Data and analytics aren’t integrated into clinical workflows
ACOs understand the value of using data and analytics to improve the quality of care and lower costs, but many have not yet integrated data and analytics directly into clinical workflows where they can have the greatest impact. ACOs need to take the next step by surfacing valuable data and analytics (e.g. gaps in care, risk scores, full medication histories) into clinical workflows to improve care while a clinician is still in the presence of a patient. Given that the care for a population is a team-based activity involving a variety of clinicians in a variety of different facilities, data and analytics surfaced in clinician workflows helps close gaps faster and improve outcomes for the patient.
Meeting reporting requirements is too time-consuming
Another challenge for ACOs is the time and resources it takes to meet the reporting requirements necessary to qualify for shared savings. When data is housed in multiple systems it becomes a laborious, manual exercise to collect, measure and report on it, which can bog down an entire team of skilled clinical analysts. That team instead could be spending more time on identifying and driving quality improvement initiatives across the organization helping improve patient outcomes. ACOs must be able to measure and report on results efficiently, or it can take up a disproportionate amount of resource time.
How to address these ACO challenges:
Although the overall results are mixed, some ACOs have demonstrated noteworthy results that should give optimism and provide a path to success to other providers. Among the ACOs that did generate shared savings, significant dollars were earned by the top performers. Best practices are beginning to emerge from these ACOs that have had initial success generating shared savings.
Given that, let’s examine the commonalities and the high-level strategies used at top performing ACOs.
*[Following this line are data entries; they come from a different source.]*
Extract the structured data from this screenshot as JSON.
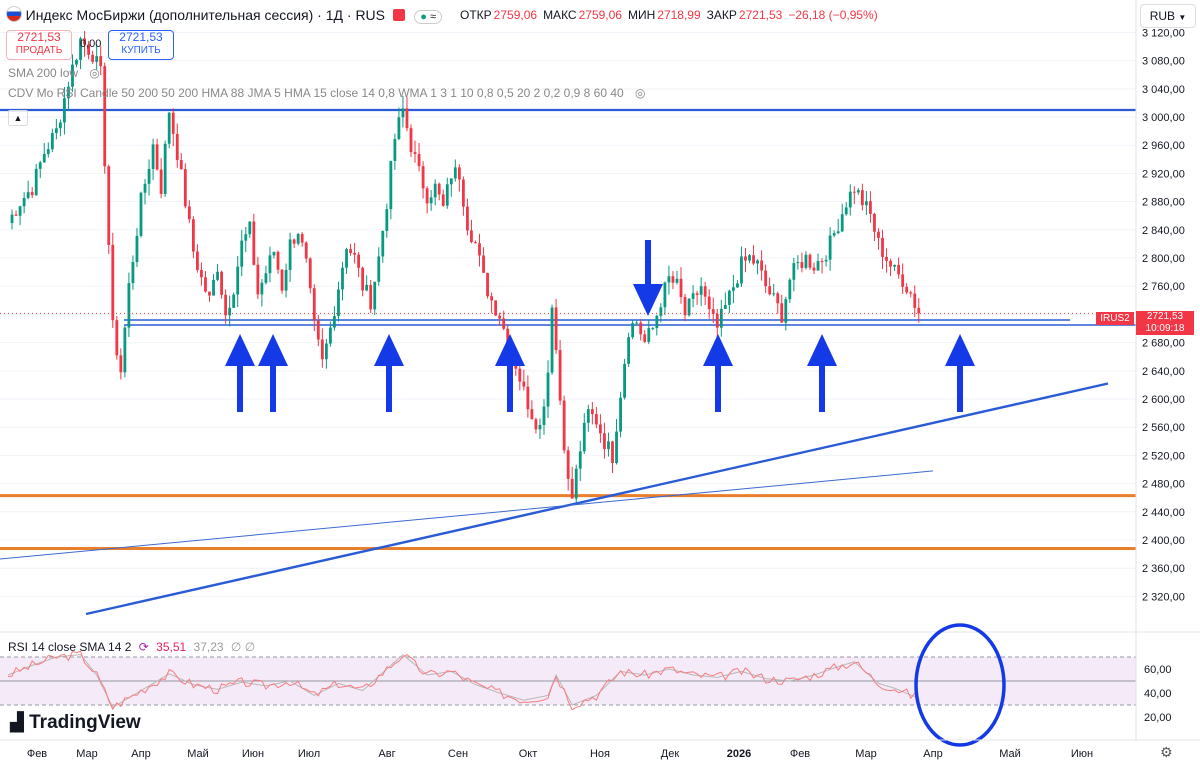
{
  "header": {
    "title": "Индекс МосБиржи (дополнительная сессия) · 1Д · RUS",
    "ohlc": [
      {
        "label": "ОТКР",
        "value": "2759,06"
      },
      {
        "label": "МАКС",
        "value": "2759,06"
      },
      {
        "label": "МИН",
        "value": "2718,99"
      },
      {
        "label": "ЗАКР",
        "value": "2721,53"
      }
    ],
    "change": "−26,18 (−0,95%)",
    "sell_price": "2721,53",
    "sell_label": "ПРОДАТЬ",
    "spread": "0,00",
    "buy_price": "2721,53",
    "buy_label": "КУПИТЬ",
    "currency": "RUB"
  },
  "indicators": {
    "sma": "SMA 200 low",
    "cdv": "CDV Mo RSI Candle 50 200 50 200 HMA 88 JMA 5 HMA 15 close 14 0,8 WMA 1 3 1 10 0,8 0,5 20 2 0,2 0,9 8 60 40",
    "rsi_label": "RSI 14 close SMA 14 2",
    "rsi_value": "35,51",
    "rsi_sma_value": "37,23",
    "rsi_extra": "∅ ∅"
  },
  "price_tag": {
    "symbol": "IRUS2",
    "price": "2721,53",
    "timer": "10:09:18"
  },
  "logo": "TradingView",
  "colors": {
    "up": "#089981",
    "down": "#f23645",
    "blue": "#2a5bd7",
    "arrow": "#1439e6",
    "orange": "#e97e2b",
    "rsi": "#f77c80",
    "rsi_sma": "#b8b8b8",
    "rsi_band": "#f3e5f5"
  },
  "chart_data": {
    "type": "candlestick",
    "y_ticks": [
      3120,
      3080,
      3040,
      3000,
      2960,
      2920,
      2880,
      2840,
      2800,
      2760,
      2720,
      2680,
      2640,
      2600,
      2560,
      2520,
      2480,
      2440,
      2400,
      2360,
      2320
    ],
    "y_tick_labels": [
      "3 120,00",
      "3 080,00",
      "3 040,00",
      "3 000,00",
      "2 960,00",
      "2 920,00",
      "2 880,00",
      "2 840,00",
      "2 800,00",
      "2 760,00",
      "2 720,00",
      "2 680,00",
      "2 640,00",
      "2 600,00",
      "2 560,00",
      "2 520,00",
      "2 480,00",
      "2 440,00",
      "2 400,00",
      "2 360,00",
      "2 320,00"
    ],
    "x_labels": [
      "Фев",
      "Мар",
      "Апр",
      "Май",
      "Июн",
      "Июл",
      "Авг",
      "Сен",
      "Окт",
      "Ноя",
      "Дек",
      "2026",
      "Фев",
      "Мар",
      "Апр",
      "Май",
      "Июн"
    ],
    "close_path": [
      [
        0,
        2850
      ],
      [
        3,
        2880
      ],
      [
        6,
        2900
      ],
      [
        9,
        2950
      ],
      [
        12,
        2980
      ],
      [
        15,
        3050
      ],
      [
        18,
        3110
      ],
      [
        21,
        3090
      ],
      [
        23,
        3060
      ],
      [
        26,
        2700
      ],
      [
        28,
        2640
      ],
      [
        30,
        2760
      ],
      [
        33,
        2880
      ],
      [
        36,
        2960
      ],
      [
        38,
        2900
      ],
      [
        40,
        3010
      ],
      [
        42,
        2950
      ],
      [
        44,
        2880
      ],
      [
        46,
        2810
      ],
      [
        48,
        2770
      ],
      [
        50,
        2740
      ],
      [
        52,
        2790
      ],
      [
        54,
        2720
      ],
      [
        56,
        2760
      ],
      [
        58,
        2820
      ],
      [
        60,
        2840
      ],
      [
        62,
        2750
      ],
      [
        64,
        2780
      ],
      [
        66,
        2810
      ],
      [
        68,
        2760
      ],
      [
        70,
        2820
      ],
      [
        72,
        2840
      ],
      [
        74,
        2790
      ],
      [
        76,
        2700
      ],
      [
        78,
        2650
      ],
      [
        80,
        2700
      ],
      [
        82,
        2760
      ],
      [
        84,
        2820
      ],
      [
        86,
        2800
      ],
      [
        88,
        2760
      ],
      [
        90,
        2740
      ],
      [
        92,
        2800
      ],
      [
        94,
        2880
      ],
      [
        96,
        2970
      ],
      [
        98,
        3010
      ],
      [
        100,
        2960
      ],
      [
        102,
        2920
      ],
      [
        104,
        2890
      ],
      [
        106,
        2900
      ],
      [
        108,
        2870
      ],
      [
        110,
        2920
      ],
      [
        112,
        2920
      ],
      [
        114,
        2850
      ],
      [
        116,
        2820
      ],
      [
        118,
        2770
      ],
      [
        120,
        2740
      ],
      [
        122,
        2720
      ],
      [
        124,
        2680
      ],
      [
        126,
        2650
      ],
      [
        128,
        2610
      ],
      [
        130,
        2580
      ],
      [
        132,
        2560
      ],
      [
        134,
        2640
      ],
      [
        135,
        2740
      ],
      [
        137,
        2600
      ],
      [
        139,
        2480
      ],
      [
        140,
        2460
      ],
      [
        142,
        2530
      ],
      [
        144,
        2580
      ],
      [
        146,
        2570
      ],
      [
        148,
        2540
      ],
      [
        150,
        2520
      ],
      [
        152,
        2610
      ],
      [
        154,
        2700
      ],
      [
        156,
        2710
      ],
      [
        158,
        2680
      ],
      [
        160,
        2700
      ],
      [
        162,
        2740
      ],
      [
        164,
        2770
      ],
      [
        166,
        2760
      ],
      [
        168,
        2720
      ],
      [
        170,
        2740
      ],
      [
        172,
        2760
      ],
      [
        174,
        2720
      ],
      [
        176,
        2700
      ],
      [
        178,
        2730
      ],
      [
        180,
        2760
      ],
      [
        182,
        2790
      ],
      [
        184,
        2800
      ],
      [
        186,
        2790
      ],
      [
        188,
        2760
      ],
      [
        190,
        2740
      ],
      [
        192,
        2720
      ],
      [
        194,
        2770
      ],
      [
        196,
        2790
      ],
      [
        198,
        2800
      ],
      [
        200,
        2790
      ],
      [
        202,
        2800
      ],
      [
        204,
        2820
      ],
      [
        206,
        2850
      ],
      [
        208,
        2880
      ],
      [
        210,
        2900
      ],
      [
        212,
        2880
      ],
      [
        214,
        2860
      ],
      [
        216,
        2820
      ],
      [
        218,
        2800
      ],
      [
        220,
        2780
      ],
      [
        222,
        2770
      ],
      [
        224,
        2750
      ],
      [
        226,
        2721.53
      ]
    ],
    "rsi_ticks": [
      60,
      40,
      20
    ],
    "rsi_path": [
      [
        0,
        55
      ],
      [
        6,
        63
      ],
      [
        12,
        70
      ],
      [
        18,
        72
      ],
      [
        22,
        55
      ],
      [
        26,
        28
      ],
      [
        30,
        36
      ],
      [
        36,
        48
      ],
      [
        40,
        56
      ],
      [
        46,
        47
      ],
      [
        52,
        43
      ],
      [
        58,
        49
      ],
      [
        64,
        46
      ],
      [
        70,
        50
      ],
      [
        76,
        38
      ],
      [
        82,
        48
      ],
      [
        88,
        42
      ],
      [
        94,
        60
      ],
      [
        98,
        72
      ],
      [
        104,
        55
      ],
      [
        110,
        58
      ],
      [
        116,
        47
      ],
      [
        122,
        40
      ],
      [
        128,
        34
      ],
      [
        134,
        38
      ],
      [
        136,
        55
      ],
      [
        140,
        30
      ],
      [
        146,
        38
      ],
      [
        152,
        58
      ],
      [
        158,
        55
      ],
      [
        164,
        60
      ],
      [
        170,
        55
      ],
      [
        176,
        53
      ],
      [
        182,
        58
      ],
      [
        188,
        52
      ],
      [
        194,
        50
      ],
      [
        200,
        55
      ],
      [
        206,
        62
      ],
      [
        210,
        66
      ],
      [
        216,
        48
      ],
      [
        220,
        44
      ],
      [
        226,
        35.51
      ]
    ],
    "levels": [
      {
        "price": 3010,
        "color": "blue"
      },
      {
        "price": 2705,
        "color": "blue"
      },
      {
        "price": 2463,
        "color": "orange"
      },
      {
        "price": 2388,
        "color": "orange"
      }
    ],
    "arrows_up_bars": [
      60,
      68,
      97,
      128,
      180,
      206,
      240
    ],
    "arrow_down_bar": 164
  }
}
The key takeaway is that for ACOs to generate greater shared savings, they need to have strong capabilities in each of the following three core strategies.
- Integrate information systems and leverage data across the network to connect all clinicians responsible for a targeted population.
- Stratify populations in order to prioritize limited resources where they will have the greatest impact.
- Increase efforts in targeted care management and primary care for prioritized patients.
Providers should address population health as a series of interconnected activities rather than as distinct, siloed efforts. The weakness of siloed efforts is that deficiencies in any of the activities create deficiencies in the others. For example, being unable to leverage all of your data weakens your ability to use analytics, which weakens your ability to both understand your population and engage in efficient, targeted care management.
Population health is not just solely about data, not solely about analytics and not solely about care management. It’s about all of those activities operating in an integrated manner and augmenting each other. This is known as an enterprise population health approach that integrates data, analytics, workflows, and clinicians across the entire organization. The speed with which providers can drive improved patient outcomes is a critical factor in their ability to achieve shared savings due to the annual time frame parameter. Using this enterprise population health approach can create the synergies and efficiencies that can help ACOs innovate care and generate more shared savings.